For Danielle both jobs were preferable to living in a city whose unemployment rates are among the highest in the country and whose municipal twinning with Freetown in Sierra Leone invites jocular comparisons with war-torn West Africa.
She recalls her first lapdancing audition, for the Spearmint Rhino club in Birmingham, when she was 20. ‘I drank two bottles of wine beforehand to settle my nerves. It was quite an ordeal having to take off my clothes on stage, but I was told I was a natural and one of the best dancers they’d ever seen. Because I’d spent so long in the Territorial Army, I was used to assault courses and going up a pole held no fears for me.’
Danielle swiftly acquired a portfolio of clients – some celebrities and others well-heeled lawyers and bankers. Soon she moved to Stringfellows in London and from there she transferred to its sister club in Paris where she earned up to £1,700 a night. She says Brazilian football legend Ronaldinho and French player Robert Pires, who plays for Aston Villa in the Premier League, were among her appreciative audience.
Danielle lapdanced her way across the USA and had transferred to Spearmint Rhino in Melbourne, Australia, when she snatched the chance to relocate to Abu Dhabi and found work in the property business.
But the real estate crash last year plunged her into unemployment and debt and she returned to lapdancing in Australia for four months.
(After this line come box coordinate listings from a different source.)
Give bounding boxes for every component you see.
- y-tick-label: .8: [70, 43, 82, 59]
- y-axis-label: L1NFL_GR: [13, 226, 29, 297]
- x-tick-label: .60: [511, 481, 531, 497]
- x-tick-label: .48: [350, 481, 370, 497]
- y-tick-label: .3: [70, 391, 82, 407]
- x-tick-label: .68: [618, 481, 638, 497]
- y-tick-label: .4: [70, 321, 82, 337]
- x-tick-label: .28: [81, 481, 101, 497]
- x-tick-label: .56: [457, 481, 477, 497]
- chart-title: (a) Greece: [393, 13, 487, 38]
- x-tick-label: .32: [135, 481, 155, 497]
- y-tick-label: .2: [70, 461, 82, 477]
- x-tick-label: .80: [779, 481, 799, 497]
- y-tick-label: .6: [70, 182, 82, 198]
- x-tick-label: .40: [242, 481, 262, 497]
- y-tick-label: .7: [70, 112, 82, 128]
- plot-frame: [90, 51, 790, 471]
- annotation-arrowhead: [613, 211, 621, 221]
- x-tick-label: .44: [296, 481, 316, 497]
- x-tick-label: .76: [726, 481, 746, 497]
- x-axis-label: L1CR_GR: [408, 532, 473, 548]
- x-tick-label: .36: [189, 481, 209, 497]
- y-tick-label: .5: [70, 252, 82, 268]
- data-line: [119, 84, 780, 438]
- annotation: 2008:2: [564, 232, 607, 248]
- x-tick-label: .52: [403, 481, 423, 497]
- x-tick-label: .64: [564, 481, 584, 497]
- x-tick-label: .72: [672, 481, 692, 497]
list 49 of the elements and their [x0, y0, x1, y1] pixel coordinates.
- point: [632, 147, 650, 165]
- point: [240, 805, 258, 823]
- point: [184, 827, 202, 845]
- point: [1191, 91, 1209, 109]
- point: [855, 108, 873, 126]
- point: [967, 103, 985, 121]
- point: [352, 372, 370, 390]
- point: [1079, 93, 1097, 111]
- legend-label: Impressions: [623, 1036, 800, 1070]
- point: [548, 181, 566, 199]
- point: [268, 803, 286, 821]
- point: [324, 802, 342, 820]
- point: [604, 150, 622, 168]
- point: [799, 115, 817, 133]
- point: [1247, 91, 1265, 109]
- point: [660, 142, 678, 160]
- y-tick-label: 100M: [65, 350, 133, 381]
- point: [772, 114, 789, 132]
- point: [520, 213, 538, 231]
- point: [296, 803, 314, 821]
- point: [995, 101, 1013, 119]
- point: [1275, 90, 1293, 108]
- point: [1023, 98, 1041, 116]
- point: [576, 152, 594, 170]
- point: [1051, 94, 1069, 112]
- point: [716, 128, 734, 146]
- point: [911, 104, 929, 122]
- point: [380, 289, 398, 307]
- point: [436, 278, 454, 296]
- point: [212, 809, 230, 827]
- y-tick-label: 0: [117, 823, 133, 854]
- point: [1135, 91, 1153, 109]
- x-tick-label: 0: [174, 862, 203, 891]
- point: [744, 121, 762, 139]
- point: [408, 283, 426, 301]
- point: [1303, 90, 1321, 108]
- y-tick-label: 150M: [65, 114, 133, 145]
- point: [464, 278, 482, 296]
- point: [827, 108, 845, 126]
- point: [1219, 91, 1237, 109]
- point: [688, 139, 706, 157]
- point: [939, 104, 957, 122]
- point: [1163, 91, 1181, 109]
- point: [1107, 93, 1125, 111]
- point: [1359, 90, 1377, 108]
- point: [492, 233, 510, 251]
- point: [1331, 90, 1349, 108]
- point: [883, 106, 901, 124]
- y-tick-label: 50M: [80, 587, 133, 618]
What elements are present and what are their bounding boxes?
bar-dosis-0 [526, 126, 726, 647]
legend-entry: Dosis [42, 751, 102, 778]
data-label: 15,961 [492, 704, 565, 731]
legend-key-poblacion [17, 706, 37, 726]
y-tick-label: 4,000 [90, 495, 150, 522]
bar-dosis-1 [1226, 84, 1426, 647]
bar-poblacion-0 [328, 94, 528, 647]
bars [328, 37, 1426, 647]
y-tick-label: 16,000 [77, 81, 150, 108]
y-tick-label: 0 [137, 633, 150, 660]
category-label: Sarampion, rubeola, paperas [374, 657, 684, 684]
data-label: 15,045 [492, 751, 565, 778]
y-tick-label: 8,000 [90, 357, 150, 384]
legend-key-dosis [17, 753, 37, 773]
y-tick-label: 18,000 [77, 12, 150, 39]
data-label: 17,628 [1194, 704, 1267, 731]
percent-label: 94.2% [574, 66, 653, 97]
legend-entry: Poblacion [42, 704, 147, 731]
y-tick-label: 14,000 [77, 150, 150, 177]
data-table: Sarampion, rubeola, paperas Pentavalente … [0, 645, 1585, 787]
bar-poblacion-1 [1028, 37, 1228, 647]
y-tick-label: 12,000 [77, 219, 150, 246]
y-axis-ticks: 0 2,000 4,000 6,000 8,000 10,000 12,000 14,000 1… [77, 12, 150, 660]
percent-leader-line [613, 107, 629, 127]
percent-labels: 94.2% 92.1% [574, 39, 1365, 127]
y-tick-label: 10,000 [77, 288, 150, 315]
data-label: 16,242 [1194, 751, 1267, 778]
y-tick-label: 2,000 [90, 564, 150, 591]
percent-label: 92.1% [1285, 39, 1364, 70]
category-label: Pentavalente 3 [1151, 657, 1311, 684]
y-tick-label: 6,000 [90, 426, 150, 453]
‘Once I had earned enough money to settle my debts I returned to Dubai and landed my dream job selling yachts. Everything seemed to be working out, especially when I met Toby and realised he was such a catch,’ she recalls.
No wonder then that she was willing to sleep with him so soon and in explicit contradiction of Dubai’s laws. As she headed into her fourth decade, Danielle must have been wondering what course her life would take next.
A future in Dubai must have seemed like such a good bet, a gamble worth taking. But unwary
Westerners would do well to remember that it is a metropolis sprung from a desert. And like all deserts its golden promise can be nothing more than a mirage.